PS - Tak Ada Tapi

5.4K 775 57
                                    

DOR!!!

CPRATT!!!

Darah kental terciprat keras dari kepala tertembus peluru. Bukan kepalaku. Melainkan kepala seseorang yang sedang menodong AK-47. Dari bekas lukanya, kulirik pos jaga 150 meter dari posisi kami, karena dari sanalah peluru berasal.

Perempuan itu jitu sekali.

Aku langsung bayangkan wajah angkuh Sandra Dewi, penembak jitu yang kami sebut sebagai Sandy. Gadis berotot itu salah satu pacarku yang suka mengancam kalau sedang dilanda cemburu.

Ancamannya tidak main-main.

Pernah suatu ketika, aku ketahuan sedang video call dengan gadis lain. Dia tembak ponselku pakai sniper dari jarak 500 meter.

Jika aku saja agak takut padanya, apalagi musuh kami?

Tiga perompak terlihat panik. Squidward tak buang kesempatan dan langsung melepas tembakan pistol. Begitupun aku yang secepat mungkin menerjang seseorang dan mematahkan tulang lehernya.

"Pzzz ... Kau hutang nyawa padaku, Patrick ... Pssstttt ..." Sandy menghubungiku melalui komunikator. Dengan angkuhnya dia berkata, "setelah ini kencani aku!"

"Simpan itu nanti ... Pzzz ... Banyak kerjaan di sini!"

Aku dan Squidward membentuk perimeter di jalur pelarian. Dua sandera itu kami suruh berlari menuju pos jaga di mana ada Sandy dan SpongeBob di sana. Aku dan Squidward agak menyebar. Para perompak mulai kelabakan saat kami menembak balik. Secara naluriah mereka merunduk. Terlebih saat Sandy menarik pelatuk yang selalu tepat sasaran.

Penembak itu bermata elang.

Dia sudah menghabisi tiga orang hanya berbekal senapan kuno.

"Hutang kencanmu semakin banyak, Patrick, hahahahaha! Nikahi aku atau peluru ini di kepalamu!"

"Berisik!"

Ada tiga sisa ranjau di tas Squidward. Dia langsung tahu tugasnya apa saat kulakukan tembakan perlindungan. Aku cukup percaya diri dengan kemampuanku membidik cepat. Apalagi dengan mode tembakan tunggal. Dua pengejarpun tewas seketika saat peluru 7.62 melubangi kepala mereka.

Akurasi AK-47 memang kurang mumpuni. Maklumlah, senapan serbu ini sudah ada bahkan sebelum ayahku lahir. Kuno sekali. Aku harus hati-hati agar peluru tidak macet di kamar pemicu. Meski ketinggalan jaman, kalibernya yang besar cukup membantuku menghabisi lawan hanya dengan satu tembakan.

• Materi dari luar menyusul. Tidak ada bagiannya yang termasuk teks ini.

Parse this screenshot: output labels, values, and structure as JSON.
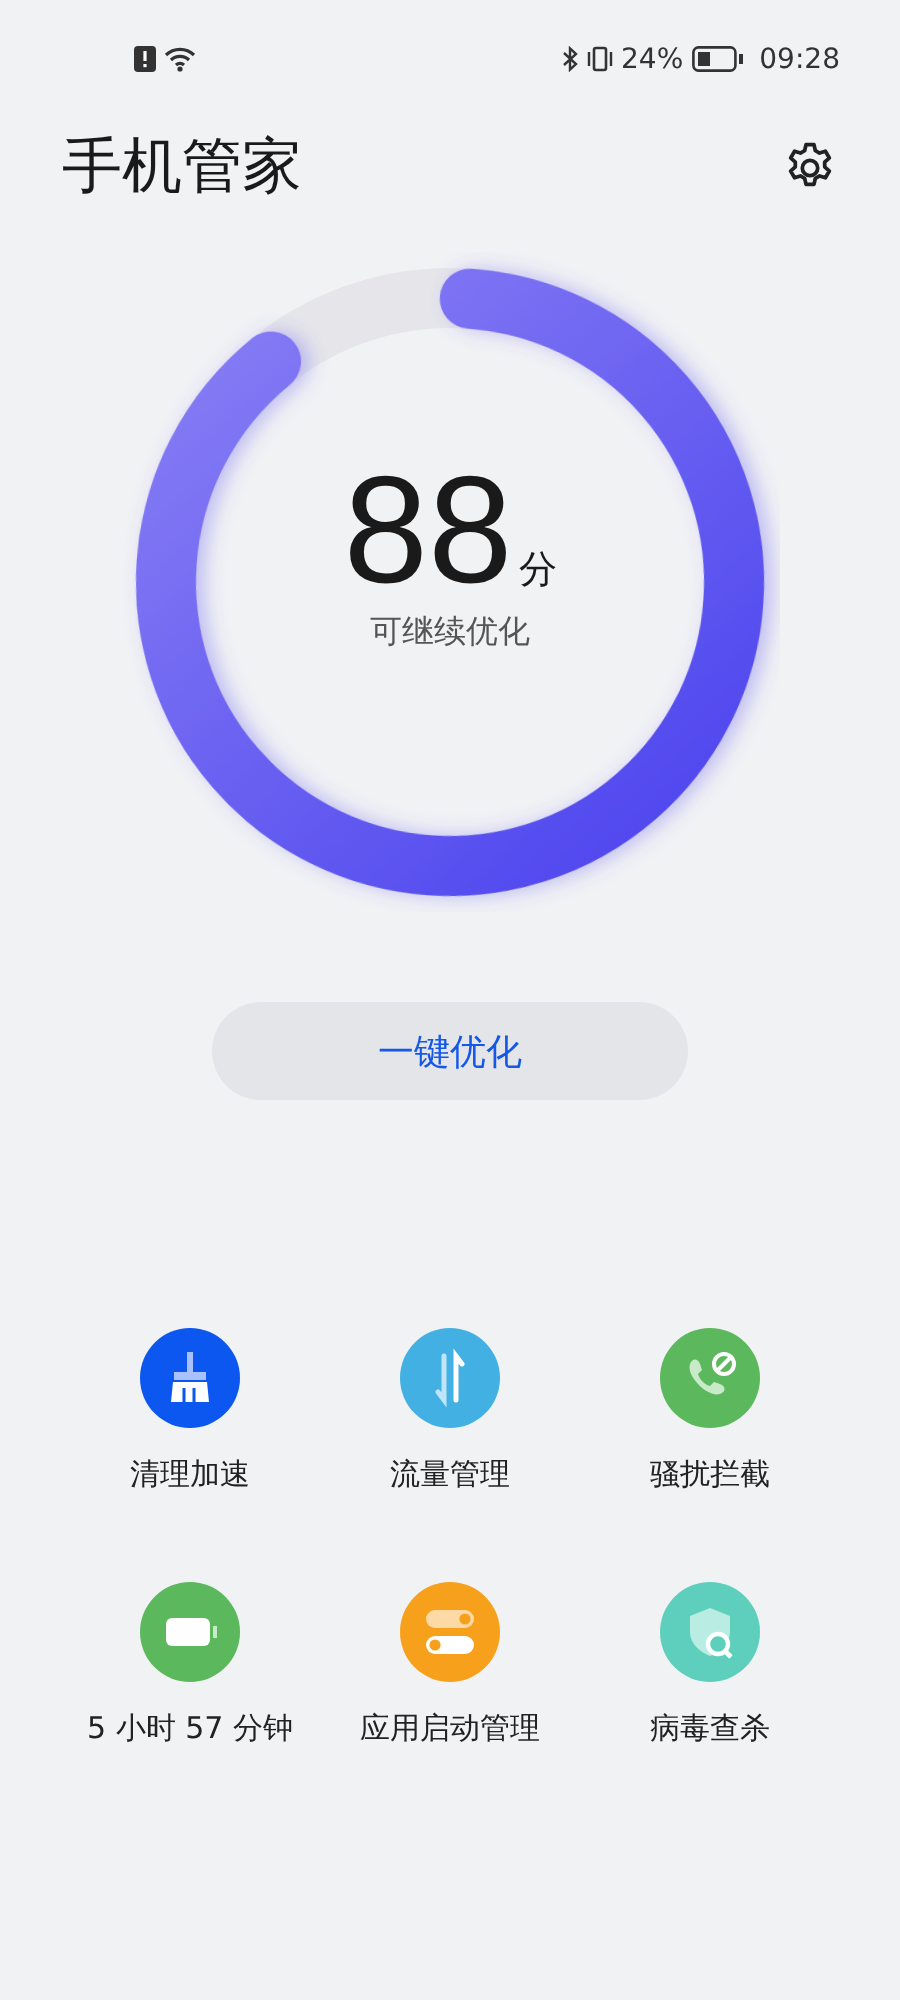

Para perompak makin waspada. Mereka tak berani menunjukan kepala karena bidikanku cukup akurat, terlebih bidikan Sandy. Keadaan itupun kami manfaatkan untuk berlari mundur menuju pos. Kami membentuk perimeter di setiap jarak dua puluh meter. Hanya dua orang, tapi cukup efektif menghalau langkah puluhan pengejar. Ranjau kawatpun menambah takut mereka, hingga pelarian kami semakin dekat dari pos jaga.

100 meter ...

80 meter ...

Aku cukup lega saat sandera sudah tiba di tempat aman.

60 meter ...

40 meter ...

Kemungkinan bertahan hidup kami semakin meningkat saat lawan dalam jangkauan senapan mesin. Tanpa banyak menunda, SpongeBob pun menghujani mereka dengan peluru dari RPD.

DATDATDATDATDAT!!!!

"Wuuhuuuuyyyyy!" SpongeBob berteriak seperti seorang psikopat.

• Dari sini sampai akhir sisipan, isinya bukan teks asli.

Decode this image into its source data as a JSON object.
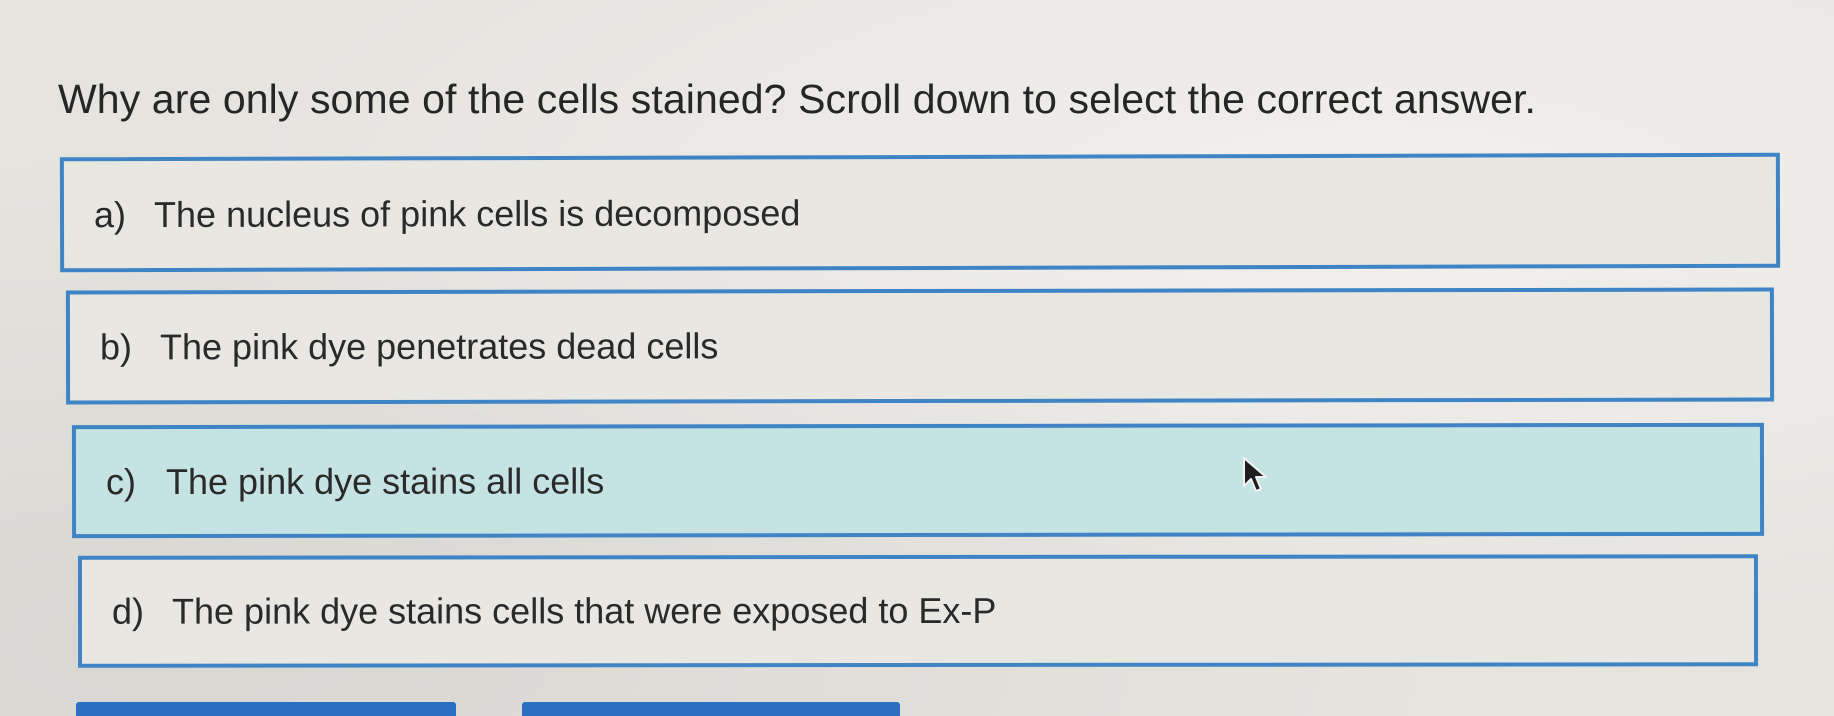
{
  "question": {
    "text": "Why are only some of the cells stained? Scroll down to select the correct answer."
  },
  "options": [
    {
      "letter": "a)",
      "text": "The nucleus of pink cells is decomposed",
      "highlighted": false
    },
    {
      "letter": "b)",
      "text": "The pink dye penetrates dead cells",
      "highlighted": false
    },
    {
      "letter": "c)",
      "text": "The pink dye stains all cells",
      "highlighted": true
    },
    {
      "letter": "d)",
      "text": "The pink dye stains cells that were exposed to Ex-P",
      "highlighted": false
    }
  ],
  "colors": {
    "border": "#3f84c4",
    "highlight_background": "#c6e3e3",
    "page_background": "#e6e4df",
    "button": "#2b6fc0"
  },
  "icons": {
    "cursor": "mouse-pointer-icon"
  }
}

Pos jaga itu adalah menara setinggi tiga meter. Sandy menembak jitu dari atas menara, sementara SpongeBob mencacah mereka dari bawahnya. Lawan kami kocar-kacir. Walau bersenjata lengkap, mereka hanyalah militan tak berpengalaman. Mereka bukan prajurit terlatih seperti kami yang sudah biasa di medan tempur. Hingga saat kami berhenti menembak, mereka bahkan tak berani mengintip.